Damn, we have good friends.

We decided to adopt kids.  We decided specifically to adopt kids who live far away.  We made this decision when one of us was unemployed.  Now, suddenly, the kids are on the way, and there are all these huge bills, and we're kind of freaking out.  So, after much hemming and hawing,  we asked our friends for help.  (Turns out that ALREADY parenthood is changing us.  Something I would be mortified to do for myself I'm willing to do for the sake of getting my kids home.) 

I would not have been shocked if our friends responded with "Um, sure, and can you help us with our bills too?"  Or by sending us five bucks apiece.  Because, like I said, WE decided to do this.  How is it THEIR problem?

In the, oh, ten days since we started asking for help, various friends have:
  • donated enough money to cover the finalization fees, and the re-adoption fees.
  • gotten one of their friends--a stranger to us--to turn their moving sale into a multi-family garage sale with all proceeds going to us
  • written letters for us supporting our application for a grant--letters, I add, that are heartfelt and persuasive and much better written than our actual grant application.  If we get the grant, it's all due to those letters. 
  • offered us a bed for the girl's bedroom
  • sent emails, invited us to dinner, taken us out for coffee, and actually REQUESTED that we show the adoption video and let us talk ad nauseum about the kids and the process
  • offered sage advice on continuing fundraising, and in a few cases, offered to host specific events
  • donated items for a proposed silent auction
  • probably other stuff that I'm forgetting right now
I'm not a religious feeling, but the only way to describe how all this makes me feel is blessed.  Blessed by our friends' generosity.  Blessed even more by the love behind it.  And two things occur to me:

  1. If we hadn't swallowed our pride and asked for help, we never would have known the full extent of our friends' love and generosity.
  2. People love kids.  They love their own family, so they want us to have a family.  They love their own children, so they want these children to have a home.  It really resonates with them. 
I've been doing so much reading lately, and one theme that comes up over and over is that adoption comes from deep loss,and international adoption adds an extra layer.  If childhood goes the way its supposed to, you don't need to be adopted.  But if your parents aren't able to care for you, then family should be stepping in.  If that's not possible, then someone in your own country who actually, you  know, speaks your language could adopt you.  To be sent halfway around the world to live with strangers you can't communicate with, who keep trying to make you eat weird food and follow strange customs--and in the meantime, you're still trying to process all the crap you've lived through already, to deal with your fear and guilt and enormous sense of loss and alienation--not a joyful occasion.  (And just for the record--infertility is not a hugely joyful thing either, although it didn't rip us to pieces like it does for some.)

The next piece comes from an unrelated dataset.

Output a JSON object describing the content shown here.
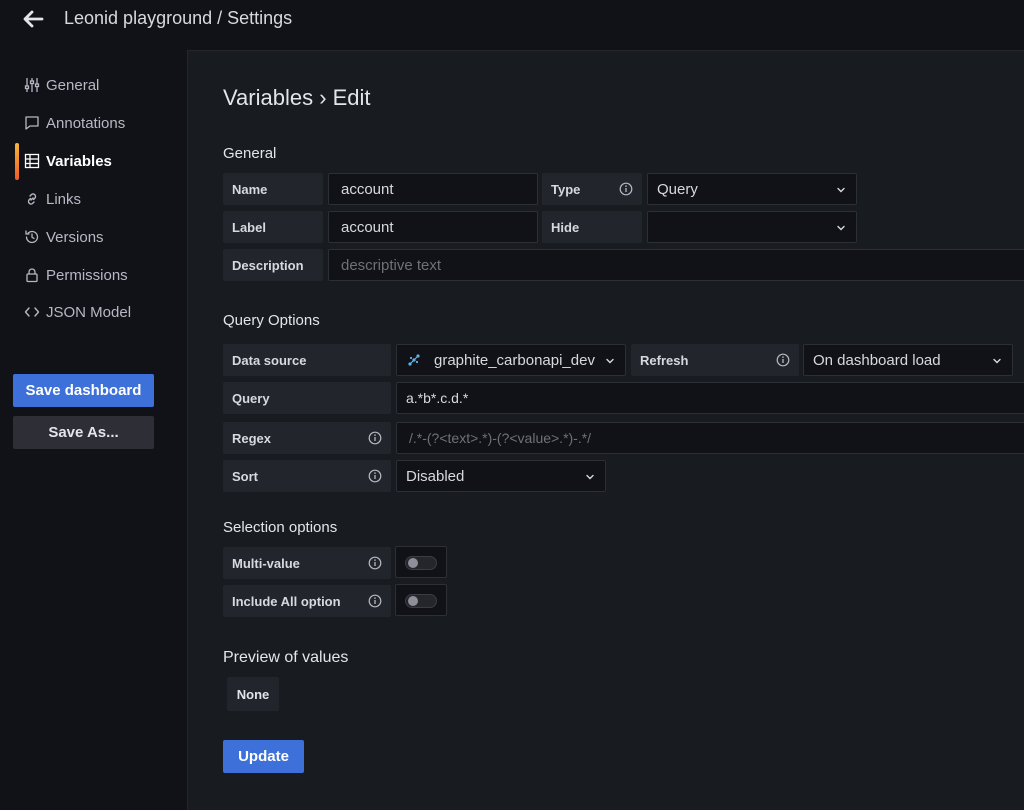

Our friends, however, see joy here.  And they are not wrong.  Children leaving an orphanage and coming into a family is joy.  Would-be parents finding children to love is joy.  I must stay aware of and supportive of my children's struggles, but I must also expect and accept joy, for them, for us.  So I am grateful for the love, I am grateful for the generosity, and I am grateful for the reminder to be joyful.